A research team at KAIST has further extended our understanding of drug-drug interaction (DDI) and drug-food interaction (DFI) with the development of a computational framework called DeepDDI. The effects of drugs can be influenced by other drugs or food constituents that are consumed together. These interactions may also incur adverse side effects. Hence, understanding of DDI and DFI is crucial in ensuring the predictability of the effects of a drug.
The relevancy of the study stems from the high percentage of patients taking five or more medications and the fact that side effects due to DDIs are one of the leading causes of drug withdrawals from the market. However, analysis of these interactions has been hindered by the logistical difficulties in conducting experimental studies; it is almost impossible to account for the different types of food the patient consumes, made even more difficult by the time-consuming and costly nature of the experiments.
As a result, researchers have turned to computational approaches to the issue. Previous methods have been limited by the lack of DDI information with regards to the pharmacological effects and the requirement of comprehensive details of the drugs — which are often unavailable — to predict DDIs. Therefore, these previous approaches were mainly applicable to drugs with known mechanisms.
The research team led by Dr. Jae Yong Ryu, Assistant Professor Hyun Uk Kim, and Distinguished Professor Sang Yup Lee from the Department of Chemical and Biomolecular Engineering has tackled the issue and presented a computational framework — DeepDDI. DeepDDI takes only the names and structural information of the drugs as inputs and predicts the appropriate DDIs for the drugs.
According to the study published in the Proceedings of the National Academy of Sciences of the United States of America, this new framework can generate 86 types of interactions using a deep neural network with a mean accuracy of 92.4%. More importantly, the output of DeepDDI is in the form of human-readable sentences that describe the risks of adverse drug events and possible changes in the pharmacological effects of the drug. For example, the input of two drugs — oxycodone and atazanavir — generated, “The metabolism of Oxycodone can be decreased when combined with Atazanavir … the risk or severity of adverse effects can be increased when Oxycodone is combined with Atazanavir.”
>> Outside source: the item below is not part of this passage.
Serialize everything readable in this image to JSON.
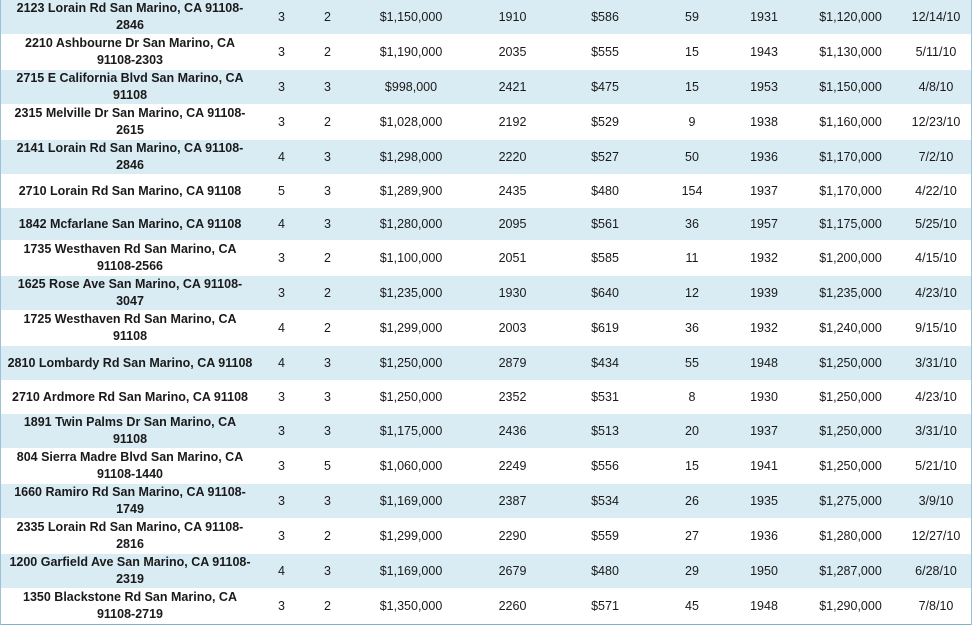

The applications of this new development is not limited to predicting interactions and side effects; it can also suggest alternative drugs that can yield the desired pharmacological effects without unintended consequences, as well as a list of drugs and food to avoid in order to achieve maximum efficacy of the prescribed drug. Also, the effects of food constituents and their bioactivities can be analyzed using DeepDDI.
Regarding the implications of the study, Professor Lee commented, “We have developed a platform that will allow precision medicine in the era of the Fourth Industrial Revolution. DeepDDI can provide crucial information on drug prescription and dietary suggestions to maximize health benefits and ultimately help maintain a healthy life in this aging society.”